What does advanced adenomyosis mean?
“Advanced adenomyosis” usually means the adenomyosis is more extensive within the uterine muscle—often involving a larger area (diffuse disease), deeper penetration into the myometrium, and/or more pronounced changes like uterine enlargement and tenderness. It’s not the same as “advanced endometriosis,” because adenomyosis doesn’t spread outside the uterus; “advanced” is more about how much of the uterine wall appears affected and how significantly it’s impacting symptoms.
Because adenomyosis doesn’t have a single universally accepted staging system, different clinicians and radiology reports may use “advanced” to summarize imaging features (ultrasound or MRI) and the overall clinical picture—such as heavy bleeding, severe period pain, pelvic pressure, or fertility challenges. In our practice, we focus less on the label and more on what your imaging suggests (diffuse vs focal/adenomyoma, junctional zone changes, uterine size) and what your goals are (pain control, bleeding control, fertility preservation, or definitive treatment). If you’ve been told you have “advanced adenomyosis,” our team can help you interpret what that means in your specific case and map out next steps.

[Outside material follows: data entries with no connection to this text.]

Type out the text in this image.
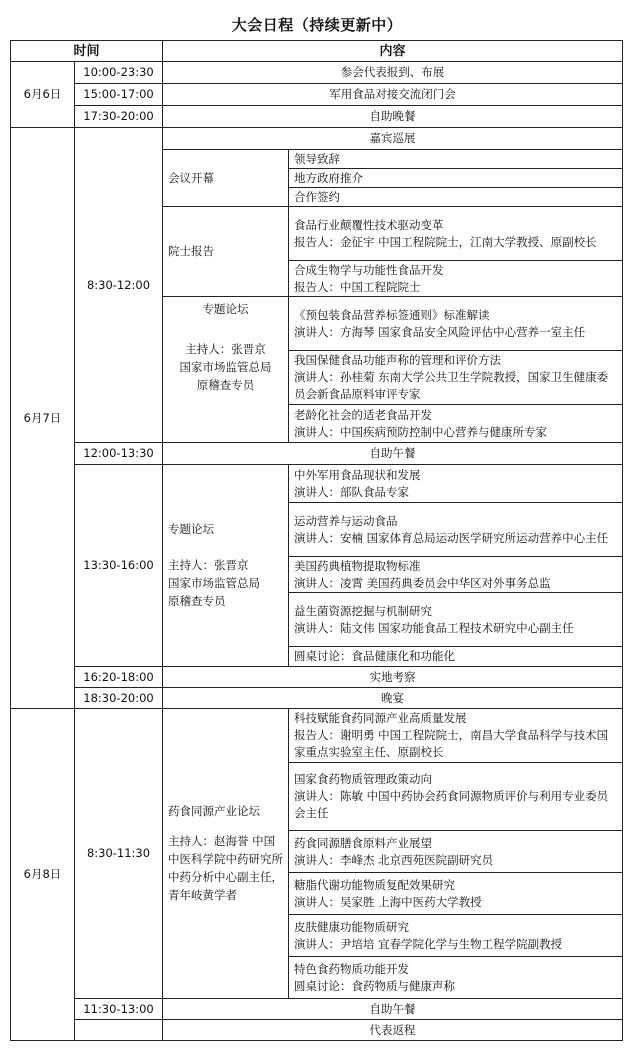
大会日程（持续更新中）
时间		内容	
6月6日	10:00-23:30	参会代表报到、布展	
	15:00-17:00	军用食品对接交流闭门会	
	17:30-20:00	自助晚餐	
6月7日	8:30-12:00	嘉宾巡展	
		会议开幕	领导致辞
			地方政府推介
			合作签约
		院士报告	食品行业颠覆性技术驱动变革
报告人：金征宇 中国工程院院士，江南大学教授、原副校长

			合成生物学与功能性食品开发
报告人：中国工程院院士

		专题论坛
主持人：张晋京
国家市场监管总局
原稽查专员	《预包装食品营养标签通则》标准解读
演讲人：方海琴 国家食品安全风险评估中心营养一室主任

			我国保健食品功能声称的管理和评价方法
演讲人：孙桂菊 东南大学公共卫生学院教授，国家卫生健康委员会新食品原料审评专家

			老龄化社会的适老食品开发
演讲人：中国疾病预防控制中心营养与健康所专家

	12:00-13:30	自助午餐	
	13:30-16:00	专题论坛
主持人：张晋京
国家市场监管总局
原稽查专员	中外军用食品现状和发展
演讲人：部队食品专家

			运动营养与运动食品
演讲人：安楠 国家体育总局运动医学研究所运动营养中心主任

			美国药典植物提取物标准
演讲人：凌霄 美国药典委员会中华区对外事务总监

			益生菌资源挖掘与机制研究
演讲人：陆文伟 国家功能食品工程技术研究中心副主任

			圆桌讨论：食品健康化和功能化

	16:20-18:00	实地考察	
	18:30-20:00	晚宴	
6月8日	8:30-11:30	药食同源产业论坛
主持人：赵海誉 中国中医科学院中药研究所中药分析中心副主任，青年岐黄学者	科技赋能食药同源产业高质量发展
报告人：谢明勇 中国工程院院士，南昌大学食品科学与技术国家重点实验室主任、原副校长

			国家食药物质管理政策动向
演讲人：陈敏 中国中药协会药食同源物质评价与利用专业委员会主任

			药食同源膳食原料产业展望
演讲人：李峰杰 北京西苑医院副研究员

			糖脂代谢功能物质复配效果研究
演讲人：吴家胜 上海中医药大学教授

			皮肤健康功能物质研究
演讲人：尹培培 宜春学院化学与生物工程学院副教授

			特色食药物质功能开发
圆桌讨论：食药物质与健康声称

	11:30-13:00	自助午餐	
		代表返程	
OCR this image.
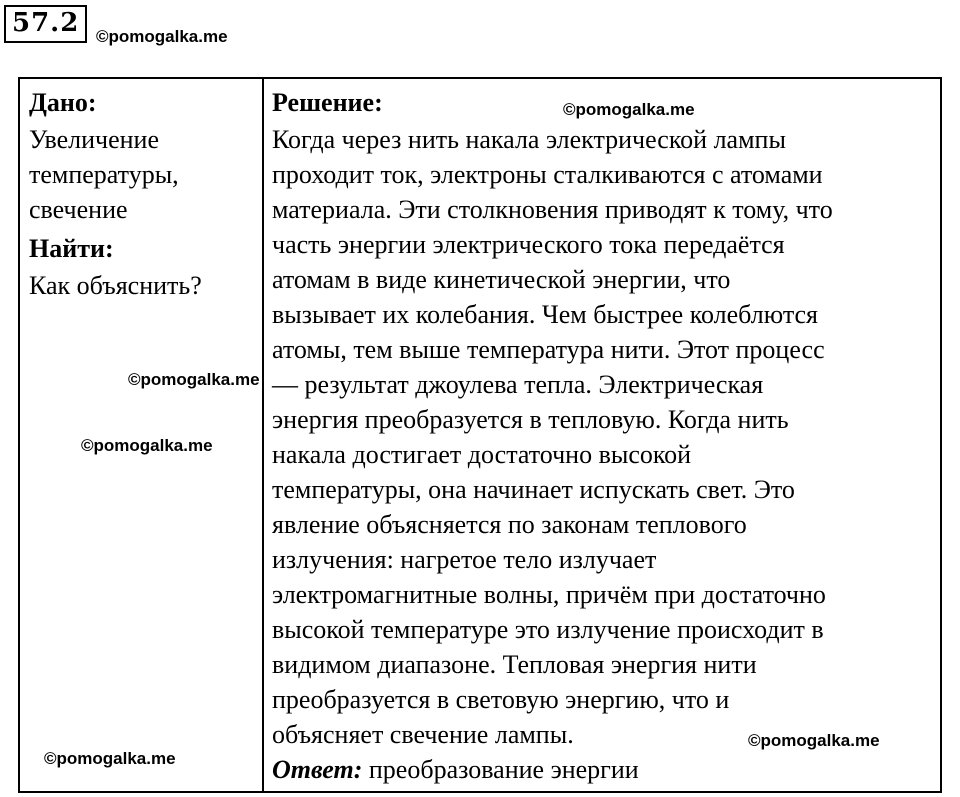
57.2 ©pomogalka.me

Дано:

Увеличение
температуры,
свечение

Найти:

Как объяснить?

Решение:

Когда через нить накала электрической лампы
проходит ток, электроны сталкиваются с атомами
материала. Эти столкновения приводят к тому, что
часть энергии электрического тока передаётся
атомам в виде кинетической энергии, что
вызывает их колебания. Чем быстрее колеблются
атомы, тем выше температура нити. Этот процесс
— результат джоулева тепла. Электрическая
энергия преобразуется в тепловую. Когда нить
накала достигает достаточно высокой
температуры, она начинает испускать свет. Это
явление объясняется по законам теплового
излучения: нагретое тело излучает
электромагнитные волны, причём при достаточно
высокой температуре это излучение происходит в
видимом диапазоне. Тепловая энергия нити
преобразуется в световую энергию, что и
объясняет свечение лампы.

Ответ: преобразование энергии

©pomogalka.me
©pomogalka.me
©pomogalka.me
©pomogalka.me
©pomogalka.me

What does a frozen uterus mean with endometriosis?
A “frozen uterus” isn’t a separate diagnosis—it’s a descriptive term surgeons use when the uterus is essentially stuck in place because endometriosis-related inflammation has caused dense scarring (adhesions). Instead of the uterus moving freely, it may be tethered to nearby structures like the bowel, bladder, ovaries, or pelvic sidewall, sometimes pulling the uterus into an abnormal position and making pelvic anatomy hard to distinguish.

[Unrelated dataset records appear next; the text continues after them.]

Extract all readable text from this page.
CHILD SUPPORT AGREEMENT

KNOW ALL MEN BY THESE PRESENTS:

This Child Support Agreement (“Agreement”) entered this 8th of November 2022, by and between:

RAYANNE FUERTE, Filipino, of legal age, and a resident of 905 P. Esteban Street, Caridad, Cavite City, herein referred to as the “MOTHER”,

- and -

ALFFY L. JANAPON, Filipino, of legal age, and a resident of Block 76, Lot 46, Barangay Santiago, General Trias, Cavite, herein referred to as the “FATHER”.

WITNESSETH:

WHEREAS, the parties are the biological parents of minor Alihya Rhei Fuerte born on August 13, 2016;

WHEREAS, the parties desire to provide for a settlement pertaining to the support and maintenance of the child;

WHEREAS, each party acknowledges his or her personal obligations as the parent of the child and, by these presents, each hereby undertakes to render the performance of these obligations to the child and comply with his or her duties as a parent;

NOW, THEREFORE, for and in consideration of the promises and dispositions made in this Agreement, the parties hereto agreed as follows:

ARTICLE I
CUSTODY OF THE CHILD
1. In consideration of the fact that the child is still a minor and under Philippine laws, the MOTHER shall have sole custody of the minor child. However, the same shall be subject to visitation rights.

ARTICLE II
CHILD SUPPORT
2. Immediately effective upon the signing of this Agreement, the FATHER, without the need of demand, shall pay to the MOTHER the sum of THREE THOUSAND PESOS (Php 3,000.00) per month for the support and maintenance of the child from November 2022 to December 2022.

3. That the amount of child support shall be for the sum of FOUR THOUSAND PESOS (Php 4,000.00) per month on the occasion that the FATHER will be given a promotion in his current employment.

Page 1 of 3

This finding often suggests more advanced disease, such as deep infiltrating endometriosis and/or significant adhesions from prior inflammation or surgery, and it can help explain symptoms like deep pelvic pain, painful sex, bowel or bladder symptoms, or pain that doesn’t match what a routine exam shows. In these cases, surgery is less about “burning spots” and more about carefully restoring normal anatomy—freeing organs, protecting ureters and bowel, and removing endometriosis at its roots. If you’ve been told your uterus is “frozen,” our team can help you understand what that implies for imaging, surgical planning, and which adjacent organs may need to be evaluated as part of a complete excision strategy.